The Dated Brent market enjoyed a rather good demand coming from Asia throughout the whole month of September, in fact, Far East arbitrage opportunities were particularly good and the Asian buying pressure concentrated on specific grades like ESPO, Forties and Ekofisk.

However, the month of September has been heavily influenced by high geopolitical risk and fears of a tight crude market and this is precisely why, on September 25, Brent prices managed to break through $82/b for the first time since November 2014 while the Brent forward curve remained in a steep backwardation.

There is general skepticism about Saudi Arabia's spare capacity and whether it will be able to ramp up its own production in order to counterbalance losses coming from Iran and Venezuela.

Furthermore, the escalating trade war between US and China and US President Donald Trump's call for lower oil prices poured further fuel on the fire.

Finally, global crude prices went aggressively up, around the end of September, when Saudi energy minister, al-Falih, stated that the oil market is balanced, adding that "the market is reasonably steady and we should just be dynamic and responsive and responsible”.

The only bearish news came from the US Energy Information Administration, which announced that October's shale oil production would go up and reach 7.59 million b/d.

The Volatility Premium analysis shows that the premium has achieved one of its highest level over the last two years. Hence, it should decrease over the next weeks while prices should retrace.

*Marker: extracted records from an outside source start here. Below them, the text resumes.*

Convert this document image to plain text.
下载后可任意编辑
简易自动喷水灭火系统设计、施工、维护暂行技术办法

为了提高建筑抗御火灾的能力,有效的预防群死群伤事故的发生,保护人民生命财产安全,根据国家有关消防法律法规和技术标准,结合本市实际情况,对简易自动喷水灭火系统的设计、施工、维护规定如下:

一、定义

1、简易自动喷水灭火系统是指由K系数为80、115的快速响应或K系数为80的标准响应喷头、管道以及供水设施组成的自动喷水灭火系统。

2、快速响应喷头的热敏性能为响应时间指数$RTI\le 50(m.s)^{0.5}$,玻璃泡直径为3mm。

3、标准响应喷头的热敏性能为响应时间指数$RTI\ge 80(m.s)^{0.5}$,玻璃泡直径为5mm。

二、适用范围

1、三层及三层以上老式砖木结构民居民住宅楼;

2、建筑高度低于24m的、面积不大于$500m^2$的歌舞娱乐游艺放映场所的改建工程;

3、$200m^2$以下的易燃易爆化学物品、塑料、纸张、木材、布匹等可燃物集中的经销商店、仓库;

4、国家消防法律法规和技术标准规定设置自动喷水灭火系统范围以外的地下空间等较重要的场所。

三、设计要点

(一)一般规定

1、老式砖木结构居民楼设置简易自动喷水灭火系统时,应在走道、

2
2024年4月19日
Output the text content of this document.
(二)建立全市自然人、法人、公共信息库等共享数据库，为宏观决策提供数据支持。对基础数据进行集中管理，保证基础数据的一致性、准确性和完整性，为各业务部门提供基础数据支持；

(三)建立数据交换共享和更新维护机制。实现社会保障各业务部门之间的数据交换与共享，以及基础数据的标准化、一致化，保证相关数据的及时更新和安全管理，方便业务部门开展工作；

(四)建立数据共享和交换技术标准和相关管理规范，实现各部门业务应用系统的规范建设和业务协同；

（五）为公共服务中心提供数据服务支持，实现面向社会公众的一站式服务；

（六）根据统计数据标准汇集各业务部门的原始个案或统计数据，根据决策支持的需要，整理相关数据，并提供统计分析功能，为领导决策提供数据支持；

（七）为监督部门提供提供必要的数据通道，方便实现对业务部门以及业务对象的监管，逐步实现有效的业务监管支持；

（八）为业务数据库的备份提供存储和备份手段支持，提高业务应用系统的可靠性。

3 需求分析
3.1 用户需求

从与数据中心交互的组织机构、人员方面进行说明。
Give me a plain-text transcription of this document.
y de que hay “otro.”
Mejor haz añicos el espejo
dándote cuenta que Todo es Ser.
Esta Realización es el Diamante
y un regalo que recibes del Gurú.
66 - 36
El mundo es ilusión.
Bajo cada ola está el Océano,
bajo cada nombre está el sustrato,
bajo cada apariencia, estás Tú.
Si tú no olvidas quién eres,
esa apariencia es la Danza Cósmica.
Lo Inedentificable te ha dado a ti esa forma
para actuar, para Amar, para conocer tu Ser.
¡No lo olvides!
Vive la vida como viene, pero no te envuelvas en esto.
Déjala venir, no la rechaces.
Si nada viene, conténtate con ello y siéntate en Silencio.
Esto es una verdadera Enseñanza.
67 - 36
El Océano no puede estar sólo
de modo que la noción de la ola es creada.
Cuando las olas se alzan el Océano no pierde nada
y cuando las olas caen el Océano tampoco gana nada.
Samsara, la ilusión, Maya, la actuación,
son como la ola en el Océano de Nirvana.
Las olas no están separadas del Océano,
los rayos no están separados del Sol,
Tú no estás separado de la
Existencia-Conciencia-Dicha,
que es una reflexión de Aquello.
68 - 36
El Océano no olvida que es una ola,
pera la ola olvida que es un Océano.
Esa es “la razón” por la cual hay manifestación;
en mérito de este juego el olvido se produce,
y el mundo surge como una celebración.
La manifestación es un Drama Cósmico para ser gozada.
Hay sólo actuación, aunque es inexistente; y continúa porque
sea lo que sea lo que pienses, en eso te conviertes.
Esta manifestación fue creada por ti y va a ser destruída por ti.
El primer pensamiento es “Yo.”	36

The Probability Distribution analysis suggests that Brent's volatility is oscillating within the lowest range achieved over the last two years implying that the probability for Brent volatility to increase and reach the 20-25% range, where it has a more than 34% chance to settle, are quite high.

Finally, the Volatility Cones analysis indicates that the monthly and bimonthly figures on the current volatility curve are below the low range one implying that the fluctuation rate is trading at very low levels and that a spike in volatility is likely to happen in coming weeks.

Overall, although the speculative buying and the significantly low volatility could last for a few days, Brent's fluctuation rate should spike in coming weeks while prices should move down.